As part of the continuing fast-paced inquiry into the Science of COVID-19, the House of Lords Science and Technology Committee will tomorrow hold two back-to-back evidence sessions, covering immune response and vaccine development.

Summaries from the committee's previous COVID-19 evidence sessions are being made available here.

The committee will continue where it left off last week, hearing from further leading researchers about the level (and duration) of immunity that can be retained after infection, and how they vary between people.
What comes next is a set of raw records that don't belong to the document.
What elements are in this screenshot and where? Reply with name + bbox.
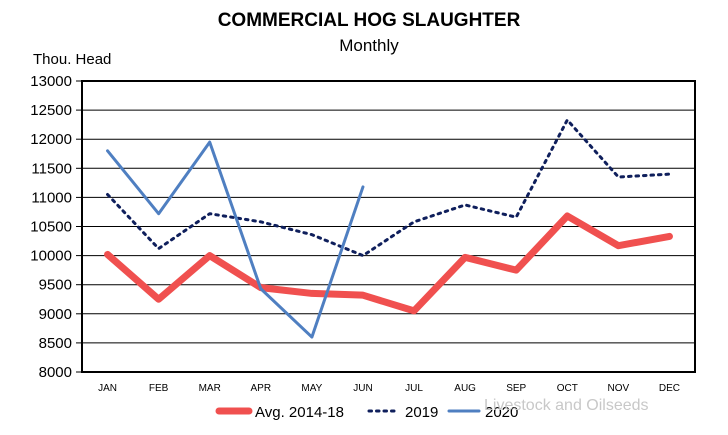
x-axis-ticks: JAN FEB MAR APR MAY JUN JUL AUG SEP OCT NOV DEC [98,383,680,394]
y-tick-label: 13000 [30,73,72,90]
y-tick-label: 12500 [30,102,72,119]
x-tick-label: DEC [659,383,680,394]
x-tick-label: JUL [405,383,423,394]
x-tick-label: FEB [149,383,169,394]
x-tick-label: NOV [608,383,630,394]
series-line-3 [106,140,365,339]
x-tick-label: SEP [506,383,526,394]
y-tick-label: 10000 [30,248,72,265]
x-tick-label: MAR [199,383,221,394]
y-tick-label: 8500 [39,335,72,352]
y-tick-label: 11500 [31,160,72,177]
y-tick-label: 10500 [30,219,72,236]
y-axis-ticks: 8000 8500 9000 9500 10000 10500 11000 11500 1200… [30,73,82,381]
legend-label: 2020 [485,404,518,421]
chart-subtitle: Monthly [339,36,399,55]
data-point [618,177,619,178]
x-tick-label: JAN [98,383,117,394]
x-tick-label: JUN [353,383,372,394]
legend-label: 2019 [405,404,438,421]
y-tick-label: 9500 [39,277,72,294]
y-tick-label: 12000 [30,131,72,148]
data-point [414,221,415,222]
series-line-1 [104,212,673,315]
x-tick-label: MAY [301,383,322,394]
y-tick-label: 8000 [39,364,72,381]
series-line-2 [106,118,671,258]
y-tick-label: 9000 [39,306,72,323]
gridlines [82,109,695,344]
y-tick-label: 11000 [31,189,72,206]
chart-title: COMMERCIAL HOG SLAUGHTER [217,10,521,31]
x-tick-label: OCT [557,383,578,394]
y-axis-label: Thou. Head [33,51,112,68]
legend: Avg. 2014-18 2019 2020 [215,404,518,421]
source-watermark: Livestock and Oilseeds [484,397,649,414]
legend-label: Avg. 2014-18 [255,404,344,421]
x-tick-label: AUG [454,383,476,394]
x-tick-label: APR [251,383,272,394]
series-lines [104,118,673,339]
The committee will also hear about the challenges in vaccine development, with witnesses including the lead researchers at the Oxford and Imperial College groups developing COVID-19 vaccines, and a senior executive from the pharmaceuticals industry.
The evidence sessions will be conducted on zoom and can be followed at Parliament TV from 10am on Tuesday 23 June.

Giving evidence will be:

  • Professor Arne Akbar FMedSci, Professor of Immunology, UCL Division of Infection and Immunity, UCL; and President, British Society of Immunology
  • Professor Peter Openshaw FMedSci, Professor of Experimental Medicine, Imperial College London; and Honorary Physician, Department of Respiratory Medicine, St Mary's Hospital
  • Professor Ultan Power, Professor of Molecular Virology, Queen's University Belfast

Questions will include:

  • What are the various approaches to developing a vaccine and what strategies are being explored for COVID-19?
  • What is our current understanding about the level of immunity covered by COVID-19 infection?
  • What is our understanding of the likely duration of immunity?
  • What are the implications of our understanding of natural immunity for the development of vaccines?
  • What implications does the variability in immune response have for the efficacy of a potential vaccine?
  • What is the risk that the virus will mutate in a way which affect the efficacy of the vaccines currently in development?
  • Is there a risk of antibody-dependent enhancement with COVID-19 vaccines?


Giving evidence will be:

  • Professor Sarah Gilbert, Professor of Vaccinology, Jenner Institute and Nuffield Department of Clinical Medicine, University of Oxford
  • Dr Ian Gray, Head of Medical (UK & Ireland), Sanofi Pasteur
  • Professor Robin Shattock FMedSci, Chair in Mucosal Infection and Immunity, Department of Infectious Disease, Imperial College London 

Questions will include:

  • How successful have we been at developing vaccines for viruses historically?
  • How long does vaccine development usually take, and why?
  • Please outline the various types of vaccine that are currently in development for COVID-19 and explain how each stimulates an immune response?
  • What vaccine approaches have your groups undertaken? Why were those approaches chosen?
  • What type of immune response do you expect the vaccine to stimulate?
  • What route of delivery does your vaccine take and why was that route chosen?
  • How do you establish the effectiveness of a vaccine?
  • What population-level vaccination strategies are being suggested for COVID-19, and which do you think will be most effective?